📝 エピソード概要
日露戦争のクライマックス、世界海戦史上でも稀に見る圧勝となった「日本海海戦」を描くエピソードです。連合艦隊司令長官・東郷平八郎の人物像から始まり、地球半周の航海で疲弊したバルチック艦隊の惨状、そして勝敗の分かれ目となったルート予測の心理戦が詳述されます。敵前で大回頭を行う「東郷ターン」や、アジアの小国が列強を打ち破った事実が世界中に与えた衝撃など、歴史が動いた決定的な瞬間を追います。
🎯 主要なトピック
- 司令官・東郷平八郎の素顔: イギリス留学で国際法を学び、寡黙ながらも高い操艦技術を持つ東郷。重圧で激痩せしながらも、旗艦の吹きさらしの場所に立ち続ける覚悟を持っていました。
- バルチック艦隊の悲劇的な航海: 日英同盟による補給妨害を受け、7ヶ月・1万9000キロを漂泊したロシア艦隊。士気は極限まで低下し、戦う前から疲弊しきっていました。
- 3分の1の賭け、対馬海峡の特定: ロシアがどのルートでウラジオストクへ向かうか。一択を外せば敗北という極限状況の中、参謀・藤井晃一の強い主張により対馬での待ち伏せが決断されました。
- 「東郷ターン」とT字戦法: 敵前8000メートルで無防備に旋回する危険な賭け「東郷ターン」を敢行。相手の進路を抑える「T字(イの字)戦法」で、攻撃を集中させました。

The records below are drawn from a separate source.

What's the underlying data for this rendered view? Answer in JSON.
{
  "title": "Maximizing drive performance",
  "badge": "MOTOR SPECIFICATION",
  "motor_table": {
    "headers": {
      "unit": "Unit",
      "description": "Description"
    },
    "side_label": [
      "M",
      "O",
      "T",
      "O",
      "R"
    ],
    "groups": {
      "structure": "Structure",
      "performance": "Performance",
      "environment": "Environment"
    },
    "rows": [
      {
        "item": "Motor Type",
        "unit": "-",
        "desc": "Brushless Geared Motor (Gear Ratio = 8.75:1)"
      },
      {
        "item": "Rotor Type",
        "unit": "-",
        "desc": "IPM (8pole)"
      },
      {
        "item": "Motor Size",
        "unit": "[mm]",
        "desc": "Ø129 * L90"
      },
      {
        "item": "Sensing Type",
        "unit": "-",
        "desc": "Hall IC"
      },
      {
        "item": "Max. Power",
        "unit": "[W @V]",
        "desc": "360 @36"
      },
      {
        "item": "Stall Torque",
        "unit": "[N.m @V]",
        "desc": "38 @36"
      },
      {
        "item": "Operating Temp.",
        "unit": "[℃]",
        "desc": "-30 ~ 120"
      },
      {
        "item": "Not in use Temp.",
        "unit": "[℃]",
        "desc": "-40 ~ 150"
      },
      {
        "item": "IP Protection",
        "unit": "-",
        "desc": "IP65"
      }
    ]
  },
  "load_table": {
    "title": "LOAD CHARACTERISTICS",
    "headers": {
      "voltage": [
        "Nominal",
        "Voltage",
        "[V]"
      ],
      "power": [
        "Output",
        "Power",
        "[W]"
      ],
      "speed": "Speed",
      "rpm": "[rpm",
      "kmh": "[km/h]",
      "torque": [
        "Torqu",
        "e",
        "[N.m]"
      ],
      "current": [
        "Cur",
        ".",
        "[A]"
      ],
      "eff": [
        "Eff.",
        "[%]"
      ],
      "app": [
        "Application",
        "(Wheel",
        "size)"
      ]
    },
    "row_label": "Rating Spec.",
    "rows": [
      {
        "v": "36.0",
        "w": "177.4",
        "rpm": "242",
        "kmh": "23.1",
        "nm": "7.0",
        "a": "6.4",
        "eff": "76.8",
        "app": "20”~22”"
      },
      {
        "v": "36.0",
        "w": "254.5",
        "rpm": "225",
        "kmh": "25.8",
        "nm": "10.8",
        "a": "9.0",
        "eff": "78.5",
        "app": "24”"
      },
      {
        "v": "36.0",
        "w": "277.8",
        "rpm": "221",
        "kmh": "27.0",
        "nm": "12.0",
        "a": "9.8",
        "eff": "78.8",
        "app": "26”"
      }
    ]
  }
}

- 圧倒的な決着と下瀬火薬: 日本独自の「下瀬(しもせ)火薬」は触れただけで激しく燃え上がる威力を持ち、開始わずか40分ほどでロシア主力艦を戦闘不能に追い込みました。
💡 キーポイント
- 情報戦と運命の決断: ロシア側の士官が漏らした情報や、上海での発見など、複数の情報が「対馬海峡」という正解へ導きました。しかし、最後にそれを信じて配置を決定した東郷の心労は凄まじいものでした。
- 世界を驚愕させた圧倒的戦果: ロシア艦隊のほとんどが沈没・降伏したのに対し、日本側の被害は極めて軽微。この「奇跡」のような勝利は、当時の海軍大国イギリスをも驚かせました。
- アジアの希望となった勝利: このニュースはインドのガンディーら、当時列強の支配下にあった人々に「自分たちも独立できる」という強烈な自尊心と希望を与えました。
- 東郷の謙虚な言葉: 勝利後、東郷は「奇跡的な勝利は天皇の威光と神仏の加護によるもの」と述べ、自身の功績に溺れない姿勢を見せました。